Der technische Fehler: statische Schlüssel und ungesicherte Clouds 🔐
Die Sicherheitslücke entstand in der zugehörigen mobilen App der Geräte, aus der Zugangsdaten extrahiert wurden. Diese Schlüssel, kombiniert mit Standardpasswörtern wie admin oder 123456, ermöglichten es Dritten, sich mühelos mit den Kameras zu verbinden. Darüber hinaus fehlte den Cloud-Servern, die die Bilder speicherten, eine grundlegende Authentifizierung, sodass Schnappschüsse von Kinderzimmern und Wohnzimmern offengelegt wurden. Der Forscher konnte auf Live-Feeds aus 118 Ländern zugreifen und demonstrierte damit, dass die Sicherheit nahezu nicht vorhanden war.

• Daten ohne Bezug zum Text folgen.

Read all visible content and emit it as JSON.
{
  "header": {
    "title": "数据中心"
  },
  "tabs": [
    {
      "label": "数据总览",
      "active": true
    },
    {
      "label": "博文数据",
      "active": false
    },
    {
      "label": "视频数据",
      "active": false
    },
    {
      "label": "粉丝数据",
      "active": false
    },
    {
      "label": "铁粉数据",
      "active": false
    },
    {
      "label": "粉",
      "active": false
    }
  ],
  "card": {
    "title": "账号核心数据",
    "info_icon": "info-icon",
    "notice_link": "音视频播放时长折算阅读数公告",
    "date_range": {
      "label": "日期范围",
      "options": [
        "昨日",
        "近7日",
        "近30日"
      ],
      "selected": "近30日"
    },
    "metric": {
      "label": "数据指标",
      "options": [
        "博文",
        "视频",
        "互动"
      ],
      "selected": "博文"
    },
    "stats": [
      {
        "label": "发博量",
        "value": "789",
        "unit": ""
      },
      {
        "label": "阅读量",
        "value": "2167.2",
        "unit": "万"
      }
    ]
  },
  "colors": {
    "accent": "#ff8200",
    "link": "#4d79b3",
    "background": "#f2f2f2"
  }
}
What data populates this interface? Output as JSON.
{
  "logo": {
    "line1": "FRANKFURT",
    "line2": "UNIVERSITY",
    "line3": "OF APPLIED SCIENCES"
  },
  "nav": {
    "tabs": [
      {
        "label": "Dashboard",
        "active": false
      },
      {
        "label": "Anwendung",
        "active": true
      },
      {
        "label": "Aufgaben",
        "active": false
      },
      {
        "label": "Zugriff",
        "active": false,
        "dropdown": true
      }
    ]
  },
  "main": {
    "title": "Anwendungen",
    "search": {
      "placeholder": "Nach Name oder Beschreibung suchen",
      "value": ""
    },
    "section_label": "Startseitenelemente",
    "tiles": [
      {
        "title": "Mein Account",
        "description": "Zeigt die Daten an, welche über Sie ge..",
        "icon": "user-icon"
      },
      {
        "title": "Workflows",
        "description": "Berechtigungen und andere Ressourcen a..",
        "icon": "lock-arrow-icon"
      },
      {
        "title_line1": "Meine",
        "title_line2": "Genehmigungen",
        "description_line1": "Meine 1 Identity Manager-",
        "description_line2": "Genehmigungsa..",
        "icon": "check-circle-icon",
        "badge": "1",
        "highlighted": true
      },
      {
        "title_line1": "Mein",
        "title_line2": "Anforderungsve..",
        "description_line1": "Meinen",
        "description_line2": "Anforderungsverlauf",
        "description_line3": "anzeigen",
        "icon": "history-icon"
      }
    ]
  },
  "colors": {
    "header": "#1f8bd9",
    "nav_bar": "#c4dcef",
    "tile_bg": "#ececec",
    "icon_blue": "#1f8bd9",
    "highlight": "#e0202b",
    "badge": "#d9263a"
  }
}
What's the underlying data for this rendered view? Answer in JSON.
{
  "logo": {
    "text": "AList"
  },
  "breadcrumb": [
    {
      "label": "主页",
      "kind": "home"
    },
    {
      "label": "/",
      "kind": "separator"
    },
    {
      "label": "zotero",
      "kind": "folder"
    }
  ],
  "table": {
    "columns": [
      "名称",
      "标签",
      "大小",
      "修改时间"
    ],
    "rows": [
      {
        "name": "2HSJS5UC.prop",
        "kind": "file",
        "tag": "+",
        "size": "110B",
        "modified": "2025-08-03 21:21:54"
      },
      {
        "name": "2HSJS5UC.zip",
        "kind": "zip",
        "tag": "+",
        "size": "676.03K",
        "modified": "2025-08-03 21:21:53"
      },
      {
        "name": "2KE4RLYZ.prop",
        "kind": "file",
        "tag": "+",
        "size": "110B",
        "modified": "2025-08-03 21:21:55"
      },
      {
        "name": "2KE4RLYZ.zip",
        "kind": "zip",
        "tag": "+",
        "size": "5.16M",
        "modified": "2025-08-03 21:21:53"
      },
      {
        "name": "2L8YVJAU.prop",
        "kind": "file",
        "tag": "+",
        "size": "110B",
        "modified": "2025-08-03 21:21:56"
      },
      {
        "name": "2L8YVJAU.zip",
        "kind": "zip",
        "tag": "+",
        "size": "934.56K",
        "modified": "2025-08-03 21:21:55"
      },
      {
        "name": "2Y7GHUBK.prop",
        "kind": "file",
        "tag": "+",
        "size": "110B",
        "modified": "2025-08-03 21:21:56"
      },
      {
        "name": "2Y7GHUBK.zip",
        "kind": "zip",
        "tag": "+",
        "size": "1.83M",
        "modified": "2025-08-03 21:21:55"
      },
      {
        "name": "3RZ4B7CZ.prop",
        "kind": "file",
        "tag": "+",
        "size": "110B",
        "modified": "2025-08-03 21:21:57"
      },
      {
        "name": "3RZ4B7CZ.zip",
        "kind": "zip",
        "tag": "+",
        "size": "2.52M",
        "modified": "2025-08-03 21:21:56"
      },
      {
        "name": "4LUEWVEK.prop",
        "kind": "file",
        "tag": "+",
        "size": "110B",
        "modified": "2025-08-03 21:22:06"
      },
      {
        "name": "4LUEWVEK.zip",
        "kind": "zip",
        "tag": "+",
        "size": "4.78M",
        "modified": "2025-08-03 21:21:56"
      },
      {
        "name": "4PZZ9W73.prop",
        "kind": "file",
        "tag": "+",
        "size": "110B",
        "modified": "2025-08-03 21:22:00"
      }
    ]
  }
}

Deine Babykamera: die neue globale Reality-Show 📹
Es stellt sich heraus, dass eine Kamera zur Überwachung des Kleinen nicht nur dazu dient, zu sehen, ob es schläft, sondern auch, um seine Nickerchen mit Fremden auf der ganzen Welt zu teilen. Alles dank Passwörtern, die wie aus einem Wettbewerb für schlechte Ideen wirken: admin für alles. Das Beste ist, dass die Hersteller wahrscheinlich bereits ein Update vorbereiten, das, wie immer, das Problem beheben wird, nachdem wir alle unfreiwillige Protagonisten einer Netflix-Dokumentation waren.